Greensboro is an art-loving town, as evidenced by the current exhibit, Inquiring Eyes: Greensboro Collects Art, on display through mid- December in the McDowell Gallery.
The exhibit features 128 works from 111 different artists — some of them quite well known and others noteworthy for their ties to the city and its culture — culled from the private collections of 52 Greensboroans.
The works range from sculpture to photography to a wide range of paintings and mixed-media pieces.
For example, “Booster,” by Robert Rauschenberg and from the collection of Stephen Dull, is a collage built from an X-ray of the artist, photography, ink smears, pages torn from magazines and a star chart. It was made in 1967, after Abstract Expressionism had faded from vogue but before pop art had gained its dominance in the scene. Rauschenberg, it should be noted, studied art at North Carolina’s Black Mountain College under Bauhaus notable Josef Albers.
There is a genuine Henri Matisse piece, “Nu au Bracelet” or “Nude with Bracelet,” dating from 1940, a linocut owned by Betty and Robert Watson. There are a couple Ansel Adams pieces — “Moonrise, Hernandez, New Mexico” and “Sierra Nevada, Winter, Owens Valley, California”— that neatly illustrate the breadth of the photographer’s landscapes.
And there is a photo of the notable work “Surrounded Islands” by Christo and Jeanne-Claude, who before festooning Central Park with orange gates surrounded 11 islands in Florida’s Biscayne Bay with pink skirts.
Some of the works are noteworthy not just because of the artists who made them, but how the collectors came to own them. A piece by Roy Lichtenstein, “Rain Forest,” the seventh of 20 prints, was given as a gift to Bob and Barbara Boulton by their daughter after the couple had mentioned seeing one in Germany.
One piece, “Cone Mills,” by an unknown artist who used crayon and graphite on wood, is impossible to valuate in dollar terms but its inclusion in the collection is easy to understand. The scene depicts mill workers on a lunch break in the early part of the last century.

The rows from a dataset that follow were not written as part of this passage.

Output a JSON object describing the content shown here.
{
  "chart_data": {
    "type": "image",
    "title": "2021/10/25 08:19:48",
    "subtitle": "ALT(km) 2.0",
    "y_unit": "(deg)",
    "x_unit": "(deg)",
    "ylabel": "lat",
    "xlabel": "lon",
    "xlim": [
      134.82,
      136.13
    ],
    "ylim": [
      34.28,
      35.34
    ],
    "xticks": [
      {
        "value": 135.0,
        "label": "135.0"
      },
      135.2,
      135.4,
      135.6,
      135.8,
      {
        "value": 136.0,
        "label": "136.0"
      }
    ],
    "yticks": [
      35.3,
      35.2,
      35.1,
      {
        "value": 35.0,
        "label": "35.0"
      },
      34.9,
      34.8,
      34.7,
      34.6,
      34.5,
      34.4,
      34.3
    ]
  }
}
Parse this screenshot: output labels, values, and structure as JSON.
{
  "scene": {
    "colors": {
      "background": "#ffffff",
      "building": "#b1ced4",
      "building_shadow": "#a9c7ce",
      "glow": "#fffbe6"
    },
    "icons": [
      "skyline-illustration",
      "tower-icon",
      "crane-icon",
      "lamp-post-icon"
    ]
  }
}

Another piece with ties to the Cone family is by artist and collector Claribel Cone, titled “Steinway Ghosts.” Claribel and her sister Etta, siblings to Moses, Casear and Sydney Cone, were noted art aficionados who counted among their friends Pablo Picasso, Gertrude Stein and Henri Matisse, and the art collection they put together included works from Gaugin and Cezanne. Most of it now resides in the Baltimore Museum of Art.
But this piece, owned now by Claribel’s cousins descendants Bob and Sally Cone, is a rare, and large, abstract work made by the more famous of the sisters.
Also, it should be noted that another family scion and Greensboro journalist Ed Cone and his wife Lisa Scheer donated a piece of photography from their collection, one that prominently features cow dung, called “Lineas de Mierda,” which Cone says the photographer, Orozco, intended as a statement on the drug trade.
Taken as a piece, Inquiring Eyes says much about the history of modern art, but it also makes a statement about the city that houses the works, scattered in private homes throughout Greensboro.